The Spanish Game cover

The Spanish Game

Alec Milius • Book 2

by Charles Cumming

3.77 Goodreads
(2.7K ratings)

Why You'll Love This

Madrid makes a surprisingly perfect backdrop for a spy unraveling a conspiracy he was never supposed to touch.

  • Great if you want: a lone-wolf spy story grounded in political realism
  • The experience: slow-burn and atmospheric — tension builds through paranoia, not action
  • The writing: Cumming writes place with precision — Madrid feels lived-in and alive
  • Skip if: you haven't read book one — Milius's backstory matters here

About This Book

Six years after walking away from British intelligence, Alec Milius has made a life for himself in Madrid — quiet, careful, deliberate. Then a politician vanishes, and Milius, who should know better, starts pulling at threads. What follows is a portrait of a man caught between who he was and who he's trying to be, operating without the safety net of any official agency in a city where loyalties shift and nobody's motives are clean. The stakes here aren't just physical survival — they're about whether a person shaped by deception can ever fully step outside it.

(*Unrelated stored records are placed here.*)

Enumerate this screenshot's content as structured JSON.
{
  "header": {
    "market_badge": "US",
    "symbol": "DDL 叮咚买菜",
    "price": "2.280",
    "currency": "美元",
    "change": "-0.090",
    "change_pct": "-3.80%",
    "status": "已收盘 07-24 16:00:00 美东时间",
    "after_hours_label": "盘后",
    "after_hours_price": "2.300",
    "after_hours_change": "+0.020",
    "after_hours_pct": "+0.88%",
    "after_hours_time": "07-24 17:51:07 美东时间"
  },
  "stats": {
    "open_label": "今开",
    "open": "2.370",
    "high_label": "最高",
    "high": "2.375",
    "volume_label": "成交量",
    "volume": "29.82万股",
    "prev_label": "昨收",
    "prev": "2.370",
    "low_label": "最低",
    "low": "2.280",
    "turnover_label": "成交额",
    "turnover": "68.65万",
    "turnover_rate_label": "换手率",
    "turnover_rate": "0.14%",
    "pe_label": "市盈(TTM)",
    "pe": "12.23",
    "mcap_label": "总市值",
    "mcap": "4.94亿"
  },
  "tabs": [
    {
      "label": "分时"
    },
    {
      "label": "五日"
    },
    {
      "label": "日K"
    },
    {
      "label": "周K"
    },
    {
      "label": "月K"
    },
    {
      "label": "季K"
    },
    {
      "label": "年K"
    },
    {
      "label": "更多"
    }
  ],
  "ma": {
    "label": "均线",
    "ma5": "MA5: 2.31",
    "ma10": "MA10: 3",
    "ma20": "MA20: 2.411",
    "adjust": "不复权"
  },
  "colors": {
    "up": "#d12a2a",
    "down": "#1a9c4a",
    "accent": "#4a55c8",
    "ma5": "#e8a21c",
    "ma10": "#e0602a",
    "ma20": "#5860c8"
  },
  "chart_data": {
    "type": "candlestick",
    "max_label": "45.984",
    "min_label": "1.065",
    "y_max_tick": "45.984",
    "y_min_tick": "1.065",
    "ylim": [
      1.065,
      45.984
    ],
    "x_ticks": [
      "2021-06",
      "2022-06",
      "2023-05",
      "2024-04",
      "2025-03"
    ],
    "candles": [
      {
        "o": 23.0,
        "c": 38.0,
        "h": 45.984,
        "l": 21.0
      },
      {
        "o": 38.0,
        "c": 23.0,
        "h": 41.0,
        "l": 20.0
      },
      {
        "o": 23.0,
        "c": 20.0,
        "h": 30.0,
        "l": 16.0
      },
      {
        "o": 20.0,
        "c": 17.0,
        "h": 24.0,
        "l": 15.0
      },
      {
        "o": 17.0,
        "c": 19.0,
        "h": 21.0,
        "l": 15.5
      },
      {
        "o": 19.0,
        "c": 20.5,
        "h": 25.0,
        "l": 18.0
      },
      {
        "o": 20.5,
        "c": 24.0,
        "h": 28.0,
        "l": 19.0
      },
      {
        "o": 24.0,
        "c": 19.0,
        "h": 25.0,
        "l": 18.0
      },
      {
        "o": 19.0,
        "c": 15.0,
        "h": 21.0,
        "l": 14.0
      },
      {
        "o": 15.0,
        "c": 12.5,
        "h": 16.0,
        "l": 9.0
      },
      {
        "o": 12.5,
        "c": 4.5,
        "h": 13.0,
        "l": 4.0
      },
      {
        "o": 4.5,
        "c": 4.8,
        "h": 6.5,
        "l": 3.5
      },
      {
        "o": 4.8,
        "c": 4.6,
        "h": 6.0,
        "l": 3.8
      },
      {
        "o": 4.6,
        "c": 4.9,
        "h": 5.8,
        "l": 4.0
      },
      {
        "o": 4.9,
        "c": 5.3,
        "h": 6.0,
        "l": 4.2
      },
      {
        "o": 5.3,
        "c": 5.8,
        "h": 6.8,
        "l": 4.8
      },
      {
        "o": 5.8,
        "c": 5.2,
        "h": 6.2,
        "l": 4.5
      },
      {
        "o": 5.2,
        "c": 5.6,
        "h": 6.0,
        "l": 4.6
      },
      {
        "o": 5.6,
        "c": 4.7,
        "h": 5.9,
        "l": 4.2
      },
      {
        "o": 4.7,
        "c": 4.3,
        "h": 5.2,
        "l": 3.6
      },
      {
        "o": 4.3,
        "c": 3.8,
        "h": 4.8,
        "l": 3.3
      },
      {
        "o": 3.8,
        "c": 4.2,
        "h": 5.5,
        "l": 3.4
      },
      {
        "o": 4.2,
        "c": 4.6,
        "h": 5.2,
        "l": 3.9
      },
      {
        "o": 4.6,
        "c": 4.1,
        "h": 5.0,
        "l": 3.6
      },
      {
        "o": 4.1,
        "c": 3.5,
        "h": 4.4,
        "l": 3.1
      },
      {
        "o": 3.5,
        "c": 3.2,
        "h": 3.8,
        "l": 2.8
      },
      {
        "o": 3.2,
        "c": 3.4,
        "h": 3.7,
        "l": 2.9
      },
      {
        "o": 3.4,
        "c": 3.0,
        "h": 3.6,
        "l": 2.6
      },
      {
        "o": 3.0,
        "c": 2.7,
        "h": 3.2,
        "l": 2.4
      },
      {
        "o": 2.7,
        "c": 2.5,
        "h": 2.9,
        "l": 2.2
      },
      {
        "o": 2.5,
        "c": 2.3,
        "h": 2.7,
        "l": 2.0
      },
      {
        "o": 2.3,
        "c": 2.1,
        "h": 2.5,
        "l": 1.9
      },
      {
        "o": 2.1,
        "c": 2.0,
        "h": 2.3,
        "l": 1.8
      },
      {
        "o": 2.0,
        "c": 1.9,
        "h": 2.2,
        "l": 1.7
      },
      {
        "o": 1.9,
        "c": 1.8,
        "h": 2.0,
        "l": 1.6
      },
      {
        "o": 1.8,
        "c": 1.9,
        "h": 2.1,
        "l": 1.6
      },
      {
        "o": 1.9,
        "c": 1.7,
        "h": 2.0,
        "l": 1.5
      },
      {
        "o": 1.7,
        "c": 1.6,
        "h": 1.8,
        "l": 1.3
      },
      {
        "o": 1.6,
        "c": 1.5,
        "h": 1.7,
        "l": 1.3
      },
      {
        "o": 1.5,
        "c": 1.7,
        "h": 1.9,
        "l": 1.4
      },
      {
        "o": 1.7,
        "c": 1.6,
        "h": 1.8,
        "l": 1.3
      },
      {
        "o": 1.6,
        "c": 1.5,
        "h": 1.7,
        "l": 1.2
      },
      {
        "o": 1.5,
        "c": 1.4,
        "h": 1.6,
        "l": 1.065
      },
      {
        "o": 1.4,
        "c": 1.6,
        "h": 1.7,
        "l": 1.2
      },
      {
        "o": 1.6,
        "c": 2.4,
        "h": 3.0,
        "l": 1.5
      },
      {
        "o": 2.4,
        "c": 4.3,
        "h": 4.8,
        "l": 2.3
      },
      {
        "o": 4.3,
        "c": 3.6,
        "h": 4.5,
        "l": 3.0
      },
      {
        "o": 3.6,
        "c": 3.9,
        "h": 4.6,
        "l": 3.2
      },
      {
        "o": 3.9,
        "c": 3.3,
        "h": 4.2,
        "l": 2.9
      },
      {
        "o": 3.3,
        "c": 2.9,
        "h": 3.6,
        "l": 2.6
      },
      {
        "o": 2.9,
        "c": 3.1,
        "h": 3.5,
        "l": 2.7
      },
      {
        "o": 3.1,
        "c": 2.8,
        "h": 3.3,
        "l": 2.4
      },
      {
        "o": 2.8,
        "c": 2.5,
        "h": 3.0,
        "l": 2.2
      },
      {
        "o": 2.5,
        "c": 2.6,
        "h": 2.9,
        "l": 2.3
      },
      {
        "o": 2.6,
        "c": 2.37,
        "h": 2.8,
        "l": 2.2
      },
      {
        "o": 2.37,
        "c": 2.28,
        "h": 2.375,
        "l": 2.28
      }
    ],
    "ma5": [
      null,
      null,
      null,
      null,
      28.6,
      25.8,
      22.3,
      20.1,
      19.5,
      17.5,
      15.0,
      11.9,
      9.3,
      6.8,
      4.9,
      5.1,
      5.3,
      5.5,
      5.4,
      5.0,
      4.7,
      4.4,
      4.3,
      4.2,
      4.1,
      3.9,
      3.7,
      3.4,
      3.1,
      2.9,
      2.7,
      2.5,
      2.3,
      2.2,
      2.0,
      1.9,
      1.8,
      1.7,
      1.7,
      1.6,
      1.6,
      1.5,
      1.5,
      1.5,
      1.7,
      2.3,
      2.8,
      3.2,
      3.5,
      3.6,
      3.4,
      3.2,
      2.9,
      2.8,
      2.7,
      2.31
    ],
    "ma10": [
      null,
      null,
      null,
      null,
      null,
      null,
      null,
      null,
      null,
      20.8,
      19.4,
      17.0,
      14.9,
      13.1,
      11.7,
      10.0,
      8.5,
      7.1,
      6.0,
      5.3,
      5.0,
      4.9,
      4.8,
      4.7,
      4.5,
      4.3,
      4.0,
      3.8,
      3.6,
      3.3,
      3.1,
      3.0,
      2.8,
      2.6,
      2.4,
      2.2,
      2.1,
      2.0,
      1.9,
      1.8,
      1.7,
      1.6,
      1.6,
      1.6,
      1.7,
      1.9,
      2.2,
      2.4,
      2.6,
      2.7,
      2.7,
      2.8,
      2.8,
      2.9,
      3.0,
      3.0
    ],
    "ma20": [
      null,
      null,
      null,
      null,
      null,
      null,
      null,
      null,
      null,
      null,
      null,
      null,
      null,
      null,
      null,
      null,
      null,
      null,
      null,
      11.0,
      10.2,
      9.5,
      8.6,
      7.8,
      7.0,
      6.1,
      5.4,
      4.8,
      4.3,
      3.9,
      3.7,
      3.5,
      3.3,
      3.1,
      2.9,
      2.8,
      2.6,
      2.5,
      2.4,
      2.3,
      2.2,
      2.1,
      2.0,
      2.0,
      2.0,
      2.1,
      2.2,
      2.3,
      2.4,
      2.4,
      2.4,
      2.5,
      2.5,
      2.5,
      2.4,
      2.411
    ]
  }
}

Cumming writes espionage with an unusual restraint. There's no bombast, no franchise-hero invincibility — instead, the tension builds through atmosphere, through the texture of expatriate life in Spain, through conversations that mean two things at once. The prose is measured and observant, and Milius himself is a genuinely conflicted protagonist rather than a capable fantasy. Readers who find most spy fiction too frictionless will appreciate how Cumming keeps the screws tightening through psychology and place rather than action-sequence momentum.